Researchers from Trend Micro say they have identified the piece of malware that appears to have been used in the recent cyberattack targeting the corporate network of Sony Pictures.
The group of hackers that targeted Sony, called GOP (Guardians of Peace), claims to have obtained terabytes of data from the company's networks, including unreleased movies, business documents and employee information.
The FBI has launched an investigation into the attack, and the agency has sent out an alert to warn organizations of a destructive piece of malware that had been utilized in an attack against a target in the U.S. The FBI memo doesn't mention Sony as the victim, but experts say the federal law enforcement agency's five-page "flash warning" describes the attack on the entertainment company.
Trend Micro detects the threat as BKDR_WIPALL. Researchers have determined that the attack starts with BKDR_WIPALL.A, which is the main installer and is disguised as an executable file named "diskpartmg16.exe."
The threat uses an encrypted set of usernames and passwords to log into the targeted organization's shared network. The goal is to grant full access to everyone that accesses the system root, researchers explained in a blog post.
BKDR_WIPALL.A drops BKDR_WIPALL.B (disguised as a file named "igfxtrayex.exe"), which is the piece of malware responsible for causing damage. Once it's dropped, BKDR_WIPALL.B sleeps for 10 minutes, after which it starts deleting files and stops the Microsoft Exchange Information Store service.
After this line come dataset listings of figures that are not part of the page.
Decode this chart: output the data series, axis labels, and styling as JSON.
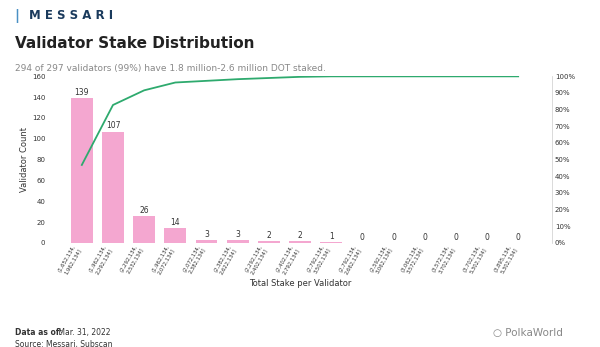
{
  "title": "Validator Stake Distribution",
  "subtitle": "294 of 297 validators (99%) have 1.8 million-2.6 million DOT staked.",
  "xlabel": "Total Stake per Validator",
  "ylabel_left": "Validator Count",
  "bar_color": "#f4a7d0",
  "line_color": "#2eaa6e",
  "x_labels": [
    "(1,652,134,\n1,962,134]",
    "(1,962,134,\n2,292,134]",
    "(2,292,134,\n2,532,134]",
    "(1,962,134,\n2,072,134]",
    "(2,072,134,\n2,382,134]",
    "(2,382,134,\n2,622,134]",
    "(2,292,134,\n2,402,134]",
    "(2,402,134,\n2,792,134]",
    "(2,792,134,\n3,502,134]",
    "(2,792,134,\n2,662,134]",
    "(2,592,134,\n3,062,134]",
    "(3,062,134,\n3,572,134]",
    "(3,572,134,\n3,702,134]",
    "(3,702,134,\n5,302,134]",
    "(3,895,134,\n5,302,134]"
  ],
  "counts": [
    139,
    107,
    26,
    14,
    3,
    3,
    2,
    2,
    1,
    0,
    0,
    0,
    0,
    0,
    0
  ],
  "cumulative_pct": [
    46.8,
    82.8,
    91.6,
    96.3,
    97.3,
    98.3,
    99.0,
    99.7,
    100.0,
    100.0,
    100.0,
    100.0,
    100.0,
    100.0,
    100.0
  ],
  "ylim_left": [
    0,
    160
  ],
  "ylim_right": [
    0,
    100
  ],
  "yticks_left": [
    0,
    20,
    40,
    60,
    80,
    100,
    120,
    140,
    160
  ],
  "yticks_right": [
    0,
    10,
    20,
    30,
    40,
    50,
    60,
    70,
    80,
    90,
    100
  ],
  "data_as_of": "Data as of:",
  "data_as_of_date": " Mar. 31, 2022",
  "source": "Source: Messari, Subscan",
  "background_color": "#ffffff",
  "text_color": "#333333",
  "gray_text": "#888888",
  "title_fontsize": 11,
  "subtitle_fontsize": 6.5,
  "label_fontsize": 6,
  "tick_fontsize": 5,
  "bar_label_fontsize": 5.5,
  "messari_color": "#1a3a5c"
}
The threat then sleeps for two hours and forces a system reboot.
According to researchers, BKDR_WIPALL.B also executes copies of itself with various parameters to carry out tasks such as deleting files stored on fixed and remote drives, and dropping additional components, including "usbdrv32.sys," which gives attackers read/write access to installed files.
Trend Micro made the connection between BKDR_WIPALL and the Sony Pictures attack after discovering a different variant, detected as BKDR_WIPALL.D, that is designed to drop BKDR_WIPALL.C. In turn, BKDR_WIPALL.C drops an image file called "walls.bmp," which is the exact "Hacked by GOP" picture that was seen by Sony employees just before the company's corporate network was shut down due to the attack.
Reports surfaced last week about a possible involvement of North Korea in the operation against Sony. The attack was believed to be in response to "The Interview," a comedy about an attempt to assassinate North Korean leader Kim Jong-Un. North Korean officials denied that the country had anything to do with the hack and Sony representatives said the reports were "not accurate."
On Wednesday, Sony said the "brazen" cyberattack netted a "large amount" of confidential information, including movies as well as personnel and business files.
The investigation into the attack is ongoing, and while Sony has not provided many details so far, the company has hired FireEye-owned Mandiant to help with the forensics aspect of the investigation.